Re: N-Triples: Naming anonnodes

>>>Aaron Swartz said:
> To be quite honest I'm getting a bit tired of arguing over the 
> N-Triples syntax, but I thought I'd throw this out there.

The N-Triples syntax seems to have reached a conclusion (I'll address
in other threads) after the usual kind of technical discussion that
happens.  I and other N-Triples parser coders, N-Triple
reader/writers need this precision.

> Today I came up with the idea that we could define anonymous 
> nodes  as having a special representation in the abstract syntax, 
> but define the N-Triples conversion from RDF as having a 
> well-defined set of names for them. ...

Addressing issues with the model by making it depend more on the XML
syntax doesn't seem like a good idea (more below).

> ... IOW, an algorithm such as 
> the one used by SiRPAC or CARA to generate anonymous nodes in 
> order could be specified somehow (using XSLT, for example), and 
> all RDF/XML parsers which outputted N-Triples could follow this 
> specification. That way, comparison of N-Triples documents could 
> be reduced to a simple sort/diff operation, while still 
> retaining the semantics of anonymous nodes.
> 
> An example:
> <rdf:RDF xmlns:rdf="http://www.w3.org/1999/02/22-rdf-syntax-ns#">
> <rdf:Description>
>    <rdf:value>foo</rdf:value>
> </rdf:Description>
> </rdf:RDF>
> 
> could be unambiguously defined as:
> 
> _:g0 rdf:value "foo" .
> 
> as parsers would use anonymous node names in the form of _:gn 
> where n begins at zero and increments for each anonymous node 
> reached in the XML.
> 
> Obviously this wouldn't work for N-Triples output from a data in 
> which ordering information had been lost (I have some ideas on 
> that one too, but they are less formed) but it would work for 
> any RDF/XML -> N-Triples conversion.
> 
> Another option would be to use the number of the element from 
> which the anonymous node occurs. In this case the number would 
> be 2, as the <rdf:Description> is the second element in the 
> document.
> 
> This seems to give the best of both worlds.
> 
> Thoughts?


RDF/XML parsers can legitimately attack the RDF statement generation
in different orders (e.g. suck it all into a DOM and take top level
elements in reverse order), and they can thus generate identifiers
for anonymous nodes in different orders.

Unless all the parsers followed pretty much the same algorithm, this
processing was written into the description of the XML syntax and
model, and this processing model enforced, it would be hard to do and
cause a lot of rewriting of existing well-used parsers e.g.
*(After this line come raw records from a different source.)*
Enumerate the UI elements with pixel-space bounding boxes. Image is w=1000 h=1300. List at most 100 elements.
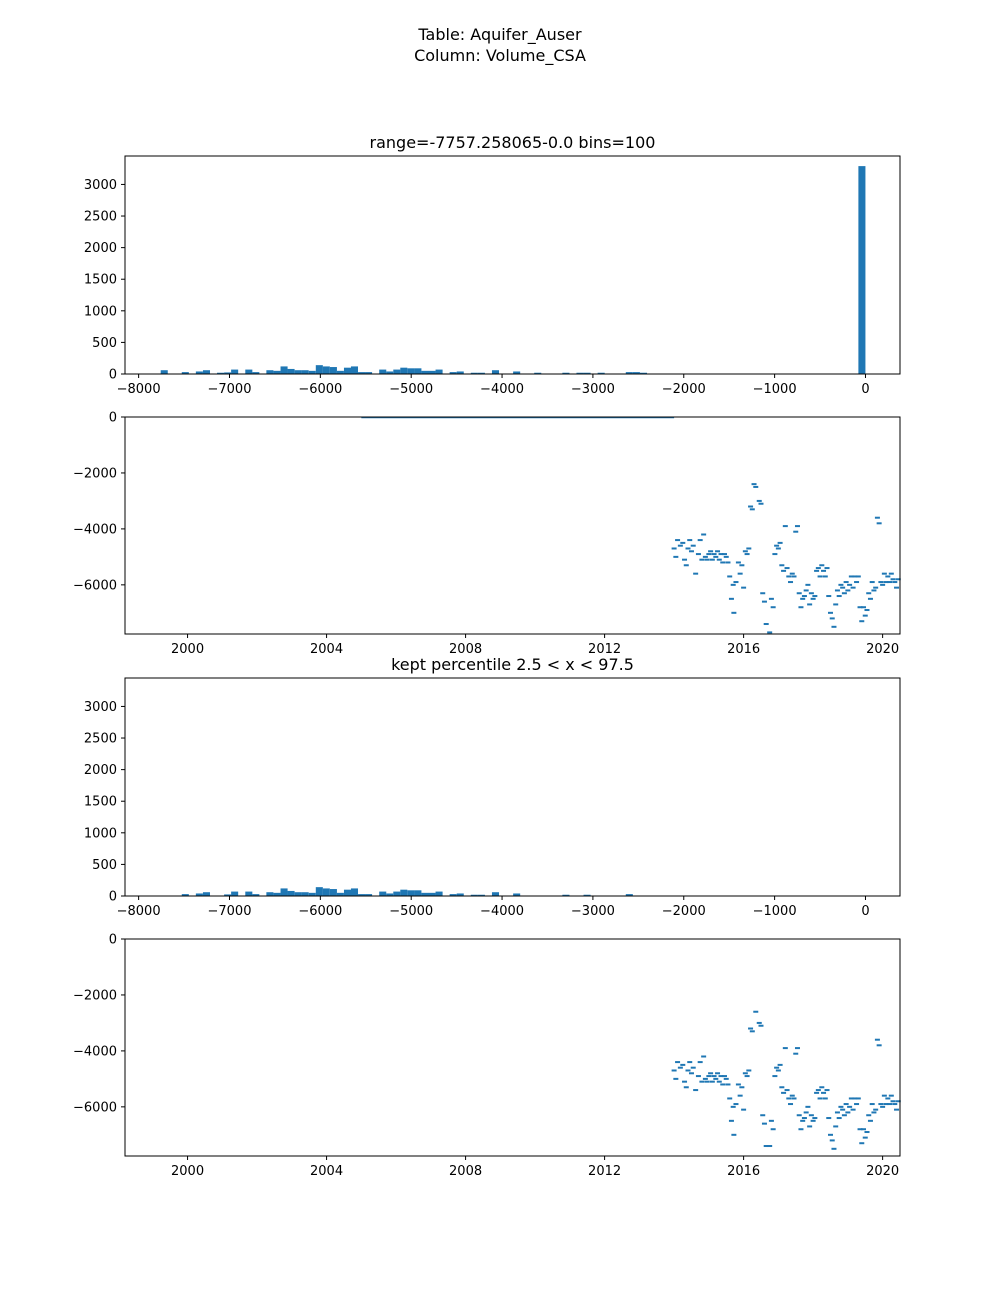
x-tick-label: 2016 — [727, 1164, 760, 1179]
scatter-point — [890, 578, 896, 581]
scatter-point — [760, 1114, 766, 1117]
scatter-point — [715, 1072, 721, 1075]
scatter-point — [857, 1128, 863, 1131]
scatter-point — [753, 485, 759, 488]
scatter-point — [845, 1111, 851, 1114]
scatter-point — [782, 1047, 788, 1050]
y-tick-label: −6000 — [73, 578, 117, 593]
scatter-point — [854, 581, 860, 584]
y-tick-label: 0 — [109, 890, 117, 905]
scatter-point — [833, 603, 839, 606]
scatter-point — [671, 547, 677, 550]
histogram-bar — [350, 366, 359, 374]
histogram-bar — [280, 366, 288, 374]
axes-frame — [124, 416, 901, 635]
scatter-point — [683, 564, 689, 567]
histogram-bar — [379, 369, 387, 374]
scatter-point — [713, 1077, 719, 1080]
scatter-point — [807, 1125, 813, 1128]
scatter-point — [767, 631, 773, 634]
scatter-point — [852, 1097, 858, 1100]
scatter-point — [688, 550, 694, 553]
scatter-point — [793, 530, 799, 533]
histogram-bar — [365, 372, 373, 374]
y-tick-label: −4000 — [73, 522, 117, 537]
scatter-point — [746, 547, 752, 550]
scatter-point — [761, 600, 767, 603]
scatter-point — [894, 586, 900, 589]
scatter-point — [867, 597, 873, 600]
histogram-bar — [301, 892, 309, 896]
histogram-bar — [477, 894, 485, 896]
scatter-point — [861, 1128, 867, 1131]
scatter-point — [812, 595, 818, 598]
scatter-point — [819, 564, 825, 567]
scatter-point — [838, 1105, 844, 1108]
histogram-bar — [513, 893, 521, 896]
y-tick-label: 500 — [92, 858, 117, 873]
scatter-point — [779, 1086, 785, 1089]
histogram-bar — [308, 370, 316, 374]
scatter-point — [706, 1075, 712, 1078]
histogram-bar — [266, 370, 274, 374]
scatter-point — [744, 1075, 750, 1078]
scatter-point — [798, 1128, 804, 1131]
scatter-point — [723, 555, 729, 558]
scatter-point — [725, 1083, 731, 1086]
scatter-point — [821, 1091, 827, 1094]
x-tick-label: −2000 — [662, 904, 706, 919]
scatter-point — [847, 1105, 853, 1108]
scatter-point — [680, 1063, 686, 1066]
scatter-point — [805, 583, 811, 586]
scatter-point — [758, 1024, 764, 1027]
scatter-point — [841, 592, 847, 595]
y-tick-label: 1000 — [84, 304, 117, 319]
scatter-point — [737, 1094, 743, 1097]
scatter-point — [699, 1080, 705, 1083]
scatter-point — [702, 1077, 708, 1080]
scatter-point — [680, 541, 686, 544]
histogram-bar — [477, 372, 485, 374]
scatter-point — [800, 597, 806, 600]
histogram-bar — [266, 892, 274, 896]
histogram-panel-kept: kept percentile 2.5 < x < 97.5 −8000 −7000… — [84, 655, 901, 919]
scatter-point — [867, 1119, 873, 1122]
histogram-bar — [583, 372, 591, 374]
scatter-point — [793, 1052, 799, 1055]
y-tick-label: 3000 — [84, 700, 117, 715]
scatter-point — [887, 581, 893, 584]
histogram-bar — [534, 372, 542, 374]
scatter-point — [673, 555, 679, 558]
scatter-point — [711, 553, 717, 556]
scatter-point — [721, 1075, 727, 1078]
x-tick-label: −1000 — [753, 382, 797, 397]
histogram-bar — [252, 372, 260, 374]
timeseries-panel-full: 2000 2004 2008 2012 2016 2020 0 −2000 −4000 −6000 — [73, 411, 901, 657]
histogram-bar — [858, 166, 866, 374]
scatter-point — [831, 625, 837, 628]
scatter-point — [733, 1103, 739, 1106]
scatter-point — [677, 1066, 683, 1069]
scatter-point — [753, 1010, 759, 1013]
scatter-point — [834, 589, 840, 592]
histogram-bar — [231, 369, 239, 374]
scatter-point — [805, 1105, 811, 1108]
scatter-point — [878, 1103, 884, 1106]
y-tick-label: 3000 — [84, 178, 117, 193]
panel-title: kept percentile 2.5 < x < 97.5 — [391, 655, 634, 674]
scatter-point — [756, 1021, 762, 1024]
x-tick-label: 2020 — [866, 642, 899, 657]
scatter-point — [812, 1117, 818, 1120]
scatter-point — [690, 544, 696, 547]
scatter-point — [862, 614, 868, 617]
scatter-point — [711, 1075, 717, 1078]
scatter-point — [756, 499, 762, 502]
histogram-bar — [470, 894, 478, 896]
y-tick-label: 0 — [109, 411, 117, 426]
histogram-bar — [358, 894, 366, 896]
scatter-point — [890, 1100, 896, 1103]
histogram-bar — [294, 892, 302, 896]
histogram-bar — [414, 890, 422, 896]
scatter-point — [784, 1089, 790, 1092]
scatter-point — [737, 572, 743, 575]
W3C
SiRPAC, Stanford RDF API, Jena's RDF Filter.

As a parser writer, I feel this would be a major problem to retrofit.

More evidence: the author of Repat (C version of RDF Filter) tried to
make his generated IDs match those genids made by (some) SiRPAC/RDF
Java API parser and he found it very hard since it basically meant
changing the code structure to match that of the Java.

If in future, we invented a new XML syntax which had slightly
different ordering, we would be in trouble also generating the anon
nodes in the same way.

The current alternative is better: use standard graph compare
algorithms that have already been implemented at least twice (Jeremy
@HP, Jan, Jos?) in rather a short time.

So I think this idea is not worth it, for the sake of making node
merging easier in N-Triples.

Dave

Received on Sunday, 22 July 2001 06:09:32 UTC